Friday, January 15, 2016

#SELF-ESTEEM: GOOD, BETTER, AND BEST

Experience gained from my 30+ years  in practice as a cognitive-behavioral psychologist shows that with the right tools people readily learn to elevate and maintain emotional well-being and happiness. 

At the Think Right Feel Right Blogoscope you will find the behavioral tools and techniques that help to ward off anxiety, depression and addiction.  You will learn about ways to defeat troubling emotions such as anger, worry and sadness. You will also find practical strategies for increasing self-esteem, positivity and for being a happier you. 

Self-Esteem is the foundation for personal security, emotional health and happiness. We can't have these things if this foundation is not strong. Self-esteem is a must.

There are different kinds of self-esteem, some better than others. First, is the esteem we receive from those around us, compliments, approval, caring and the like.   Since this kind of esteem comes to us from others, think of it as other esteem.  Others dole out this kind of esteem and we feel an uptick in our worth and security.  But, we do not control the source of the esteem; others do.  Other esteem is conditional.  We receive this kind of esteem when others offer it.  Sometimes there are strings attached to their esteem making it problematic.  Even so, the esteem of others provides significant and necessary emotional benefits. Interpersonal esteem is socially and emotionally important. Other esteem is good.

Then there is performance esteem.  Performance esteem is the worth we feel when we accomplish something, when we do something well, when we help others.   Performance esteem is a powerful source of motivation and reinforcement for behavior. Humans undertake and accomplish many things, little and large, because of the value they attach to their strivings and doings. But we need to be aware that this kind of esteem is also conditional.  This kind of self-esteem inflates with service and accomplishment, but when we are not busy accomplishing, self-worth and emotional well-being often shrivel up.  Over reliance on performance esteem deepens the impact of job loss or disability. However, because performance esteem inspires important social and personal benefits and offers a powerful incentive for human striving, accomplishment, and sense of worth, we need to have it. Having both other esteem and performance esteem is even better.
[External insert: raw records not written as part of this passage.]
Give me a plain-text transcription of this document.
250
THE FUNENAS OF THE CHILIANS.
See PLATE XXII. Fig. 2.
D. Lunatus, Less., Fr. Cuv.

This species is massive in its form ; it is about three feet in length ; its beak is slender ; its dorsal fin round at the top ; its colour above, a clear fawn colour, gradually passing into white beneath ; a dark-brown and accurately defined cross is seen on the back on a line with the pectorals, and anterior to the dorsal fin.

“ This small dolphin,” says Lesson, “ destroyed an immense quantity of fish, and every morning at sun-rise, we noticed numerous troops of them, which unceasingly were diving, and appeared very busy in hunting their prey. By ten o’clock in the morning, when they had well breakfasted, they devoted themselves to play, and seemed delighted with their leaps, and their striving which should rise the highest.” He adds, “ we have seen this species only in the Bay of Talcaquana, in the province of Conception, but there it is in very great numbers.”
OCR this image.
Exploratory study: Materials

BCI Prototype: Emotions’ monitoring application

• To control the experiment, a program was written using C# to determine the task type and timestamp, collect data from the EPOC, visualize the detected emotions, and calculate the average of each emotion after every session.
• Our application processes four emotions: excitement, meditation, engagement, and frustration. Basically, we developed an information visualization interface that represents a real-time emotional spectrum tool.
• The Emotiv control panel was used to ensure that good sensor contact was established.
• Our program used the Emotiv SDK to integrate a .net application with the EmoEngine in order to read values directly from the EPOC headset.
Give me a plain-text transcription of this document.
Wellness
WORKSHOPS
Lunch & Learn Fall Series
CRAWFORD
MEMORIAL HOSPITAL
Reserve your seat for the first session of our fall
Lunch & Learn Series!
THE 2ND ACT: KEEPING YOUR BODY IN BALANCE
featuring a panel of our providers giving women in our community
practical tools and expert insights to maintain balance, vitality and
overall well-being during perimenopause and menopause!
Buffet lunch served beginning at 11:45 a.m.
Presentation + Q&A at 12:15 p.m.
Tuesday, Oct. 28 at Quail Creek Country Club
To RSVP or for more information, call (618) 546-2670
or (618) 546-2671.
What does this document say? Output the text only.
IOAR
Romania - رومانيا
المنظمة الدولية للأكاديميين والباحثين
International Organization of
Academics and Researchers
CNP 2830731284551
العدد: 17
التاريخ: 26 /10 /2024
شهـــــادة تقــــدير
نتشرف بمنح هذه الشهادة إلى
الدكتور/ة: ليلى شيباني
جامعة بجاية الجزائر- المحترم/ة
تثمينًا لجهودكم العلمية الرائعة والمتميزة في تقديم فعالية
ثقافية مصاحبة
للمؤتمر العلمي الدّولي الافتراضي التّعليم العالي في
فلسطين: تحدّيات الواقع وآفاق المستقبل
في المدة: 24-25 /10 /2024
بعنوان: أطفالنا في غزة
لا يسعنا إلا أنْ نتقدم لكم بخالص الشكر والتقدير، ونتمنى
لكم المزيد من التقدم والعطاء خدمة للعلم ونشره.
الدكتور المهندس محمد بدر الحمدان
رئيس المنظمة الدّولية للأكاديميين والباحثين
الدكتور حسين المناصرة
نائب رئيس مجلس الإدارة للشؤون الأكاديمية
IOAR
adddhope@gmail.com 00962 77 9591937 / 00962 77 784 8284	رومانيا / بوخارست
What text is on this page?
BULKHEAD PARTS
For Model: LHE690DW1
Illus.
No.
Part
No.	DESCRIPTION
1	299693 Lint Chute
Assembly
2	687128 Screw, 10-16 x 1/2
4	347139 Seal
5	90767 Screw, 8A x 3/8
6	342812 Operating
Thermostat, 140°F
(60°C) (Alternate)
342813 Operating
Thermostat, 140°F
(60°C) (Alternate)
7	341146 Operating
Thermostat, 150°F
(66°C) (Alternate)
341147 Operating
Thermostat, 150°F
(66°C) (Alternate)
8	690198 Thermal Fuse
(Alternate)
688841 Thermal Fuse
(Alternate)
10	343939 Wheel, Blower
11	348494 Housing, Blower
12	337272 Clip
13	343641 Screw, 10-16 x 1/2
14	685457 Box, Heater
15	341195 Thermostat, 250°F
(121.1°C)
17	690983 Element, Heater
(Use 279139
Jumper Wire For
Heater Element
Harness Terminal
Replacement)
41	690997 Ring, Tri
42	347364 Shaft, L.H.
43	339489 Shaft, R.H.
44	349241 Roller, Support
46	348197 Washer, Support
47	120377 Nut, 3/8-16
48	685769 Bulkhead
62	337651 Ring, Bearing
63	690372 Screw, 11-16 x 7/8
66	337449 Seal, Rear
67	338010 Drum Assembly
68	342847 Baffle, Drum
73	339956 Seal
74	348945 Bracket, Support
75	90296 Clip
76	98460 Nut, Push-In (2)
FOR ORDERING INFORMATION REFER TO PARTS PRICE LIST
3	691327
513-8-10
Having both kinds of esteem is better but, are both enough?   Many try to get by using the esteem they get from others or from performance as their main sources of self-esteem. Unfortunately, they subject their “self-esteem” and emotional well-being to fluctuate with circumstance. They feel up when they are performing and doing things; otherwise, not so much.  Although necessary, neither other esteem or performance esteem are steadfast supports of esteem that sustains well-being.  Most important, esteem garnered from others or through our doings and strivings is not (read as is never) a good substitute for intrinsic self esteem.  The reason is that neither gives unconditional worth and value.  So, we will always be in search of them.  If you want to have lasting and real self-esteem, you must decide to esteem and love yourself, period.  Give yourself worth and value.  Let your performance and the esteem from others add to your esteem, but never be a substitute for it. Your unwavering belief in your implicit worth and right to esteem and love who you are is the only kind of self-esteem that lasts.  Intrinsic self-esteem is best!